Like today. One of the mailing lists I host kept having mail bounce to one particular yahoo user, typically with the complaint that my server was trying to relay mail through yahoo to an, um, yahoo user. Other yahoo users were not having this trouble, so I kept blowing off the complaints as "it's yahoo's fault, not mine". But eventually the complaints got to the point where I had to do some investigation, and discovered, to my intense amusement, that the stupid mail server that yahoo uses doesn't know how to parse domain names, so mail addressed to luser@yahoo.com is delivered, but mail addressed to luser@yahoo.com. is not.
Yahoo.com and yahoo.com. are, as far as the dns is concerned, the same site. And so any mail server will cheerfully relay the mail off to one of the mxes. Mail servers like Postoffice won't even rewrite the outgoing mail headers, because they (foolishly?) believe that if a site is going to advertise itself in dns, it will accept mail addressed to it no matter whether the domain is typed in UPPERCASE or has a period at the end. So it doesn't seem like rocket science to accept mail that comes into the mail server if the domain is UPPERCASE or has a period at the end.

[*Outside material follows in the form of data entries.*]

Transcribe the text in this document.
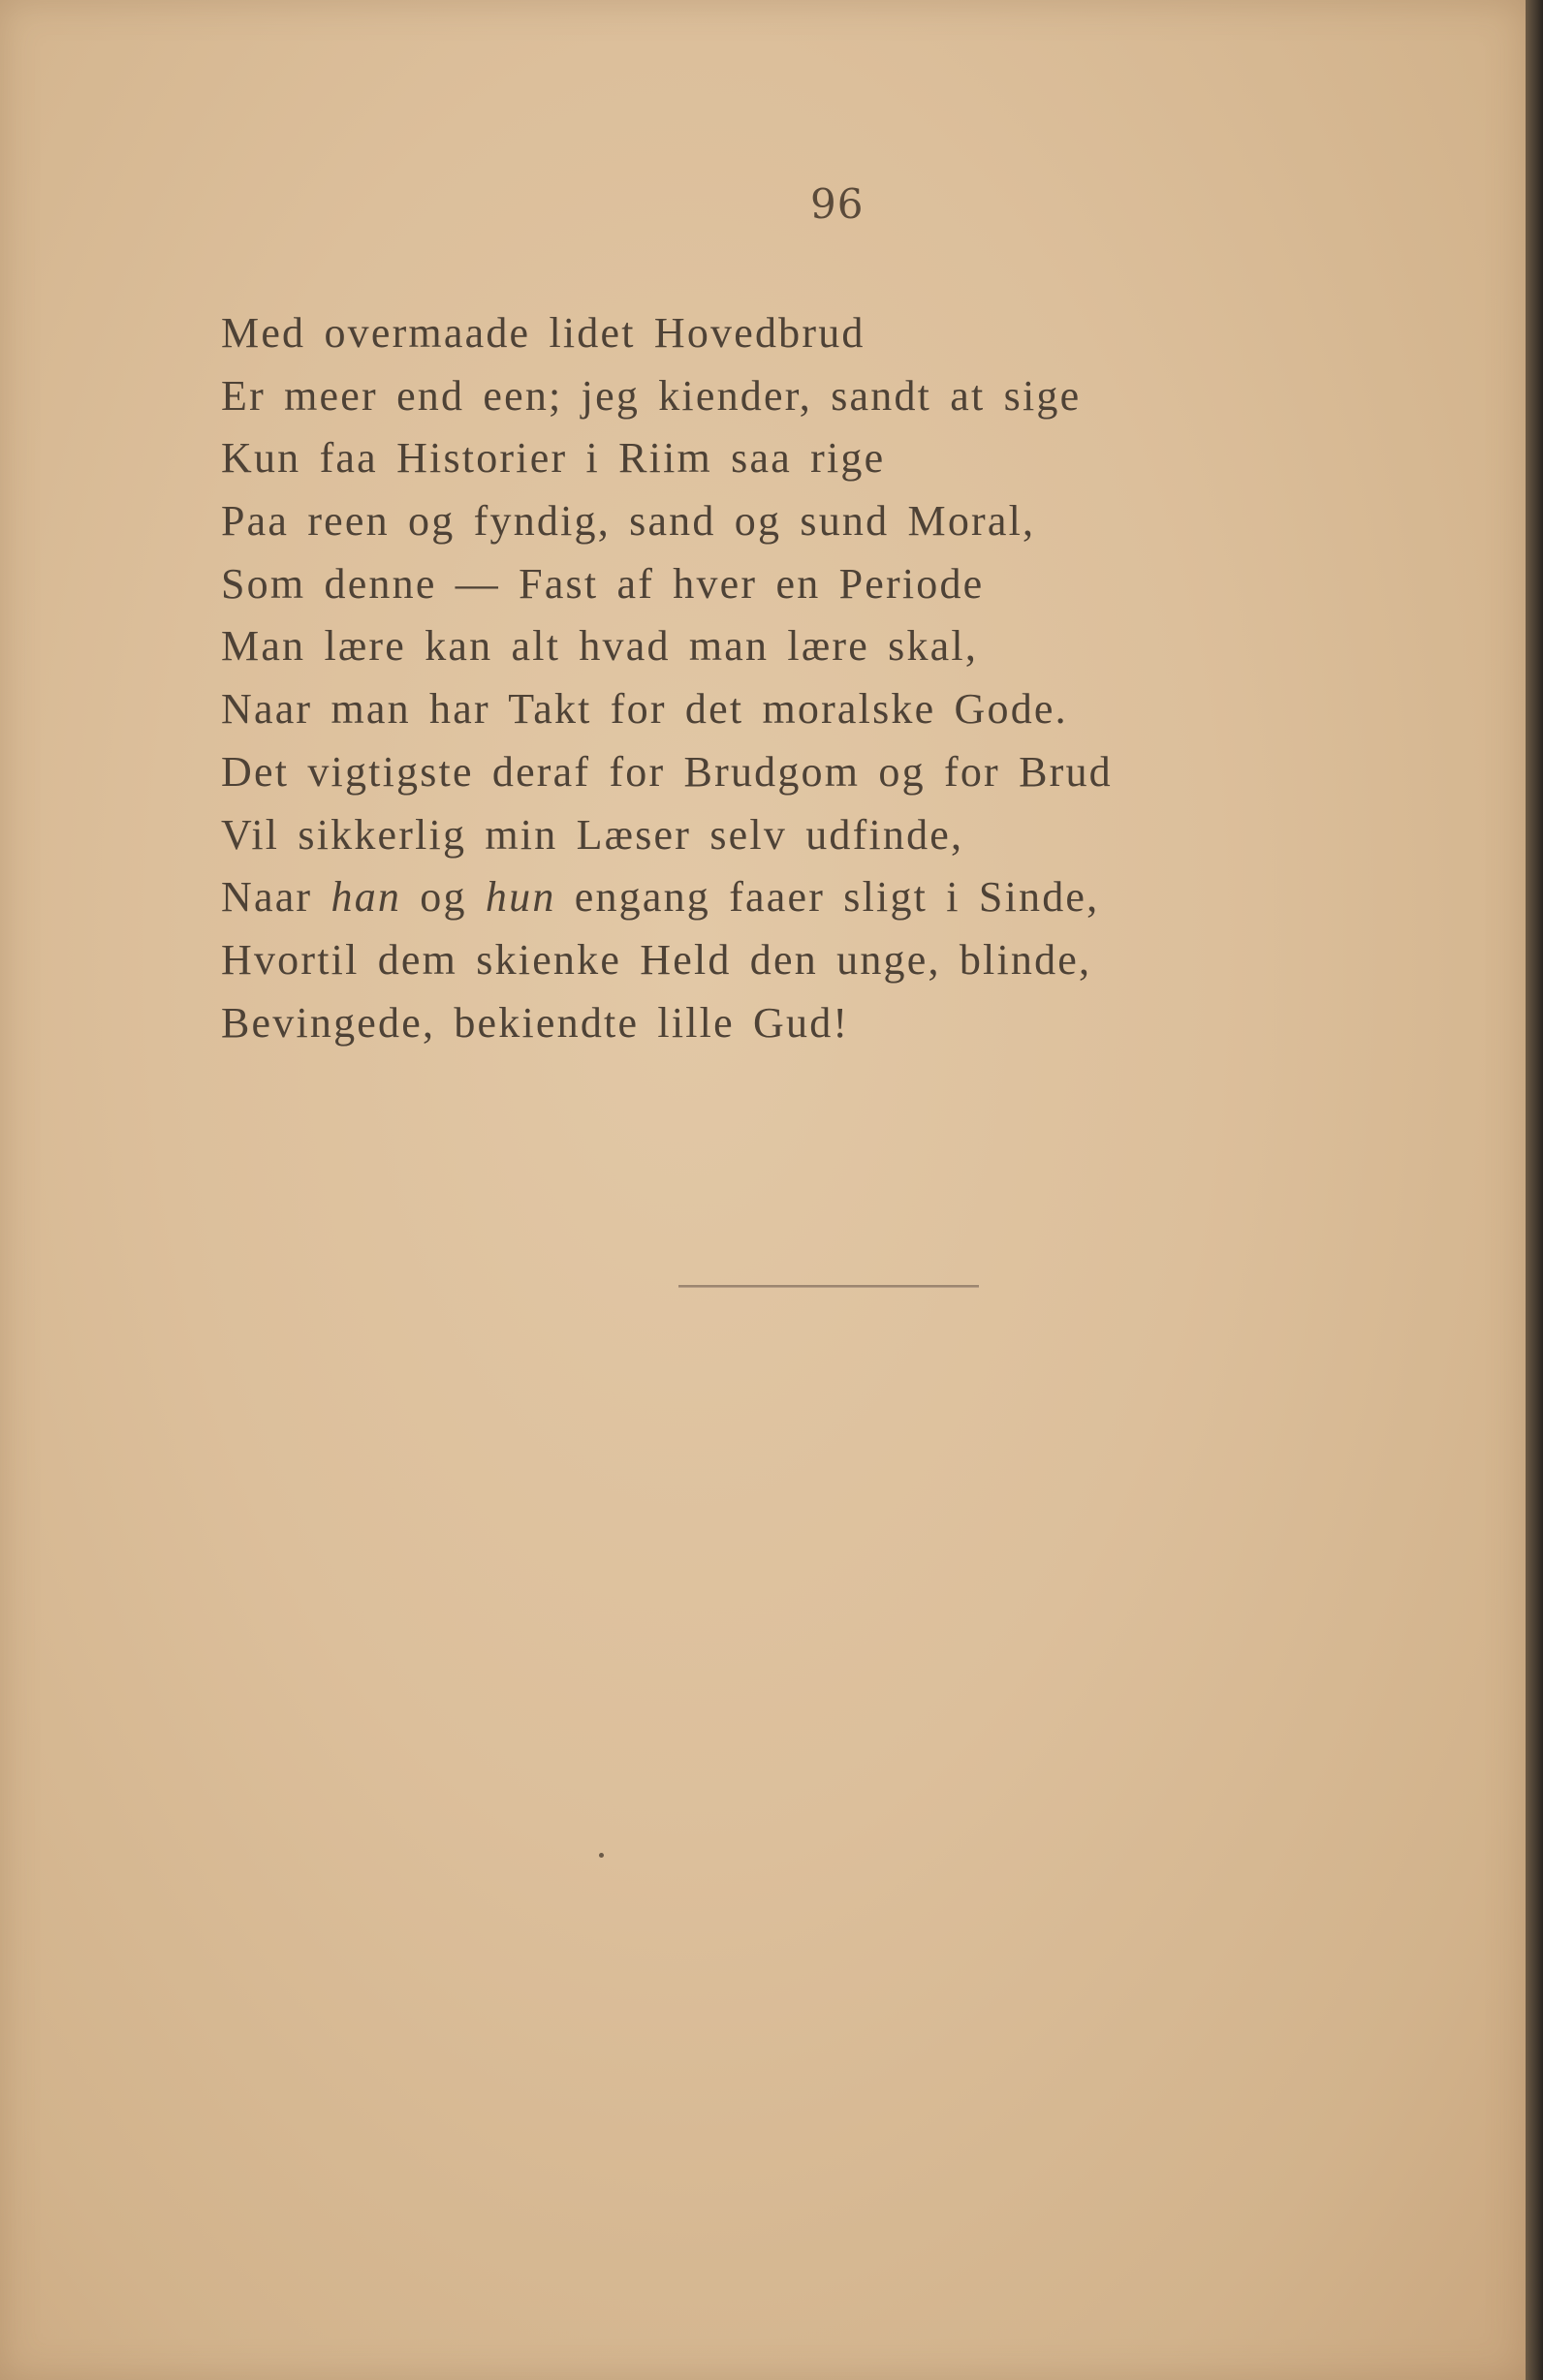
96
Med overmaade lidet Hovedbrud
Er meer end een; jeg kiender, sandt at sige
Kun faa Historier i Riim saa rige
Paa reen og fyndig, sand og sund Moral,
Som denne — Fast af hver en Periode
Man lære kan alt hvad man lære skal,
Naar man har Takt for det moralske Gode.
Det vigtigste deraf for Brudgom og for Brud
Vil sikkerlig min Læser selv udfinde,
Naar han og hun engang faaer sligt i Sinde,
Hvortil dem skienke Held den unge, blinde,
Bevingede, bekiendte lille Gud!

But this is yahoo, an organization that has an abuse desk that uses the Evil Party playbook when dealing with spam; there are large swaths of the yahoo IP space that I don't accept mail from any more because when I forward a piece of spam to their "abuse" desk, complete with circles and arrows and a paragraph on the back pointing out that the spam came from their address space, their reaction is "golly, it's horrible that you've got spam, but something.something.yahoo.com doesn't belong to us."
So they've got mail servers that won't accept mail addressed to valid users in their domain? Well, yeah, that's about par for the course. I'll bet they consider blocking valid domain names as being part of their antispam system, too.